Al-Zoubi added that it is possible to supply the southern regions with desalinated water from Gulf water, as well as the northern and central regions that depend on river water, stressing that the

desalinated water can be desalinated to different degrees, one of which is for drinking and the other for agriculture.

He explained that it is possible to exploit the high oil prices in order to start these projects, especially since Iraq is an energy country and it has no problem in providing energy to these stations.

Rationalization and seeds

There are steps that must be relied upon to save water, which is the use of modern irrigation methods to save water and relying on seeds that bear a high degree of salinity, because many countries have started to cultivate with this type of seeds and have succeeded, such as China and Saudi Arabia, according to Al-Zoubi, who indicated that there are crops that can It is irrigated with salt water, such as barley.

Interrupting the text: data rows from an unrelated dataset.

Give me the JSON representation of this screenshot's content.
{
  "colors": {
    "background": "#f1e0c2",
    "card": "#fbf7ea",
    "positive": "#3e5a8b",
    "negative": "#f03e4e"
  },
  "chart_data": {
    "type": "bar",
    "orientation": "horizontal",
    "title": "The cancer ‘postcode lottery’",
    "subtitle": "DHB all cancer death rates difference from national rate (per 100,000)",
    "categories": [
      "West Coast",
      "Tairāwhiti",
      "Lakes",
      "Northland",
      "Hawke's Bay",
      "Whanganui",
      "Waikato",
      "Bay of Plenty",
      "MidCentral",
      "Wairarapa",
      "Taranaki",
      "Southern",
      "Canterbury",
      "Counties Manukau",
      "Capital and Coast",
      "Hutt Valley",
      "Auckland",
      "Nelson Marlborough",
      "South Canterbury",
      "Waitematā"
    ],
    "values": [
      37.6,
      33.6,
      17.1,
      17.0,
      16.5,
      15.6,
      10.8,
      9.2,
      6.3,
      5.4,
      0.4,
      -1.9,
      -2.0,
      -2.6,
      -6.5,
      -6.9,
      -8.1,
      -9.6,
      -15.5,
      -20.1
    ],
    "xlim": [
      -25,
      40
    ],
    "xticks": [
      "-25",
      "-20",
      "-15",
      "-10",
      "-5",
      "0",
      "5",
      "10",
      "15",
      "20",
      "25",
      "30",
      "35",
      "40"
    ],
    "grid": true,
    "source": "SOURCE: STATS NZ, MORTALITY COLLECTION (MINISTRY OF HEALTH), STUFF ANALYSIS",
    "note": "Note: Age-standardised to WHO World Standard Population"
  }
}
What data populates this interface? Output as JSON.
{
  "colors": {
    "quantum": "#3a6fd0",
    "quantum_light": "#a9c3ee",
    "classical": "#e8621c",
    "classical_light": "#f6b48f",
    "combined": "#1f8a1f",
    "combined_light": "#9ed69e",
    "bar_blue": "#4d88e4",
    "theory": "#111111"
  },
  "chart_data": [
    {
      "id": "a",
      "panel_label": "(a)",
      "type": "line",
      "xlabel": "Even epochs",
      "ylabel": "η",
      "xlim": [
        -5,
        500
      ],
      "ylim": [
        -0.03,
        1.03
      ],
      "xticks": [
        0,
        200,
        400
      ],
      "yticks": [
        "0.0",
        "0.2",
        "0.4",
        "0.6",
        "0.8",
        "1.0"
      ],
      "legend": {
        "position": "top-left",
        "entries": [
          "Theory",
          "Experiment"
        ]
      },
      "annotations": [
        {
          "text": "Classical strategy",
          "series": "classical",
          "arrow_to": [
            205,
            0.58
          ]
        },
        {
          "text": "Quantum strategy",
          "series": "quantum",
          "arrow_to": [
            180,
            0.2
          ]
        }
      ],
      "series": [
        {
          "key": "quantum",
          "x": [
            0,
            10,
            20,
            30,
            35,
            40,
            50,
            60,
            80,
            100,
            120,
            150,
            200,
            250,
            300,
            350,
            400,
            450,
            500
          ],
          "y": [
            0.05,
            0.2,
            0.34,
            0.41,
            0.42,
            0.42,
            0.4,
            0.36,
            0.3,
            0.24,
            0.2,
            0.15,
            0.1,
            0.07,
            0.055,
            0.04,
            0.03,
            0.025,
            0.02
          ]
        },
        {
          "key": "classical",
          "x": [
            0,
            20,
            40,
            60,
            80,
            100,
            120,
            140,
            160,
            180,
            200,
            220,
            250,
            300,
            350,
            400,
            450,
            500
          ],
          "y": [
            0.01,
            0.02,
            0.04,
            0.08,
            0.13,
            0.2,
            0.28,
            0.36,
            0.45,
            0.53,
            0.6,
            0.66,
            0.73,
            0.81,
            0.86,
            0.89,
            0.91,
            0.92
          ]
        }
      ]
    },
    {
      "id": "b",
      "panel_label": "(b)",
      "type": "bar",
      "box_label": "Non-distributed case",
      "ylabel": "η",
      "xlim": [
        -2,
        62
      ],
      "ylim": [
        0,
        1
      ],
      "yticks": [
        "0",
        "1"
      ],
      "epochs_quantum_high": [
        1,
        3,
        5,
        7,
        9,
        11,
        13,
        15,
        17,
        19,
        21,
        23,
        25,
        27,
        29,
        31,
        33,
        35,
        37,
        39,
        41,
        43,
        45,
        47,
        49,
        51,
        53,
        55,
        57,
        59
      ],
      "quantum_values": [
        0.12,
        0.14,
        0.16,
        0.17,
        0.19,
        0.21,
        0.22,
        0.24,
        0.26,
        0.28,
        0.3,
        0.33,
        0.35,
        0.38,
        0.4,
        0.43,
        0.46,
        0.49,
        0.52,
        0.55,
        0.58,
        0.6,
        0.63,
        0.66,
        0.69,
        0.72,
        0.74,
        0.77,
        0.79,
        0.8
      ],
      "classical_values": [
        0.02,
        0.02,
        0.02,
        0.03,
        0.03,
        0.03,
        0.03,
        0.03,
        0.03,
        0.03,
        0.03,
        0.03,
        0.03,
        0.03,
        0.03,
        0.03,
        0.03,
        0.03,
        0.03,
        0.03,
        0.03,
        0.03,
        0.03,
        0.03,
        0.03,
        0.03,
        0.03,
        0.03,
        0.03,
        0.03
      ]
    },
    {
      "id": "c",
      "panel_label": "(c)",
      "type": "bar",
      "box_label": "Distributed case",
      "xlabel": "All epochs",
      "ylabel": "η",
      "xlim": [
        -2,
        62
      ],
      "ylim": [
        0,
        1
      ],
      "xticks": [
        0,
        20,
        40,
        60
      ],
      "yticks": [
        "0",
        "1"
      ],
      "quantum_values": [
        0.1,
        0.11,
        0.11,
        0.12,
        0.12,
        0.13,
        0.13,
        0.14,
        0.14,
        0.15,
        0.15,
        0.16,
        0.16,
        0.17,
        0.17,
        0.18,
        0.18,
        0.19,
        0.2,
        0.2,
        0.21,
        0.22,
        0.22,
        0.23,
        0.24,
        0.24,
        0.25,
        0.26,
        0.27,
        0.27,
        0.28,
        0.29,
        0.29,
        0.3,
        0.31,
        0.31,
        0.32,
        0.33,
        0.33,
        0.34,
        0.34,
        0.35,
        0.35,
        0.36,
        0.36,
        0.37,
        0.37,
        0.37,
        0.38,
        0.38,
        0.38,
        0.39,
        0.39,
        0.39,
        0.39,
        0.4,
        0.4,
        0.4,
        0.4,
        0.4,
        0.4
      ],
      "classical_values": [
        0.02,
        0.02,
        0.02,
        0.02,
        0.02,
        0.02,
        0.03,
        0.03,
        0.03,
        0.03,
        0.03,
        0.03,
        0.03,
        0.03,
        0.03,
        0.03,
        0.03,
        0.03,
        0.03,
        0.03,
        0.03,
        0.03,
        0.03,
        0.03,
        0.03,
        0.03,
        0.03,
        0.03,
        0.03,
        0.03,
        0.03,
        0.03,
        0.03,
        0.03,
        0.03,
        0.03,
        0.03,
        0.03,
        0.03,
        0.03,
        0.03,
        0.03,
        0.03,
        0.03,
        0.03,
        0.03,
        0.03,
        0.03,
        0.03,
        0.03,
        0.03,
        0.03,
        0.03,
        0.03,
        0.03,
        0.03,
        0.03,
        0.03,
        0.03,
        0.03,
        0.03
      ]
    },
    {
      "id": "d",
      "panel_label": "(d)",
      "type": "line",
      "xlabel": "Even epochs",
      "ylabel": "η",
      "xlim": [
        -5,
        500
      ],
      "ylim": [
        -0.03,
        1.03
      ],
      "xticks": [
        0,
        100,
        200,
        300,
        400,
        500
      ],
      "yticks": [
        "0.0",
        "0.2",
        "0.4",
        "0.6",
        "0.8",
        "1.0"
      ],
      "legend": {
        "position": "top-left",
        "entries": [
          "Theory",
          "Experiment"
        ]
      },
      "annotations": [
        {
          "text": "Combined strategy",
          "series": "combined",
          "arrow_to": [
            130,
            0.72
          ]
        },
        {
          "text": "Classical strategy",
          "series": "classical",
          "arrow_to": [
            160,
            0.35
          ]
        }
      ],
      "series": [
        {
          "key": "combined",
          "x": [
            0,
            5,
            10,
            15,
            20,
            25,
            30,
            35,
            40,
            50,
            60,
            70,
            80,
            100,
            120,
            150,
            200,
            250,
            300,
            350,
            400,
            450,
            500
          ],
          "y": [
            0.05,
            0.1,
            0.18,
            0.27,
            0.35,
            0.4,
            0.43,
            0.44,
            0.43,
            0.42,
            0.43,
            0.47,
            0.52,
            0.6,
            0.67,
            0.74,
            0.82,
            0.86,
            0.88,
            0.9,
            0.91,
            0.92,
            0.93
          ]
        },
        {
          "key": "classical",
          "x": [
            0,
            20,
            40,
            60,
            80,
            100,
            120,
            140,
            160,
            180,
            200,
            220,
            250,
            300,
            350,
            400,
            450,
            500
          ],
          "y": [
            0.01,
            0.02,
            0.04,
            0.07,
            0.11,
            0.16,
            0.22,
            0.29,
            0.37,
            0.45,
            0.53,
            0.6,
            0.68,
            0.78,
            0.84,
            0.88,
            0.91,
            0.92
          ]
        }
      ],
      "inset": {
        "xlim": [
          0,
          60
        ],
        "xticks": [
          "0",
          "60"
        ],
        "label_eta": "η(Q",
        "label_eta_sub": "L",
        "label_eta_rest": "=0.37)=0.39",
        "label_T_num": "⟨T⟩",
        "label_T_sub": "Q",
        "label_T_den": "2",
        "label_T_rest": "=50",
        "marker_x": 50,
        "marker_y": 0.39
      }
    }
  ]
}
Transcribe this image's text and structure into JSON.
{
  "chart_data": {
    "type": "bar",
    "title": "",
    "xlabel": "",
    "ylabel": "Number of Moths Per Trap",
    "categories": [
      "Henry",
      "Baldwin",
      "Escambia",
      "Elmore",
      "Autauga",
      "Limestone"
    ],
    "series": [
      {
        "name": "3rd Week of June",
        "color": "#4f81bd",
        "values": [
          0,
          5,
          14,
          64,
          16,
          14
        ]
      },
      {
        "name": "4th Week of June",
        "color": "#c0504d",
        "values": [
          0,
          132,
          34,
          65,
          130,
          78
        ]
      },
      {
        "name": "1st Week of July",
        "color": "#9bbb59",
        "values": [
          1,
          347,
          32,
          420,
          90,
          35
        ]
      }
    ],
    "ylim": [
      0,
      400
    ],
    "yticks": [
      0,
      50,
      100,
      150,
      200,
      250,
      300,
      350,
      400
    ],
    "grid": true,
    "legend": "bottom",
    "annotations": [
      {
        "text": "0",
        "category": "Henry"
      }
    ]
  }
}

The Euphrates River originates from the Taurus Mountains in Turkey, penetrates the Syrian lands, and then enters the Iraqi lands at Al-Bukamal in the Anbar Governorate, to meet with the Tigris River to form the Shatt Al-Arab.

The length of the Euphrates River from its source in Turkey to its mouth in the Shatt al-Arab is 2,940 km, including 1,176 km in Turkey, 610 km in Syria and 1,160 km in Iraq, and its width ranges from 200 to more than 2,000 meters at its mouth.

The Tigris River originates in the Taurus Mountains in southeastern Anatolia in Turkey, crosses the Syrian-Turkish border, and runs within the territory of Syria for a length of approximately 50 km, then enters the territory of Iraq at the village of Fishkhabur.

The length of the course of the river is about 1,718 km. It originates in Turkey and most of its course is inside Iraqi territory, with a length of about 1,400 km.

Five tributaries pour into it after entering Iraqi territory (the Khabur, the Great Zab, the Little Zab, the Great, and Diyala).

These tributaries bring to the river two-thirds of its water, and the other third It comes from Turkey.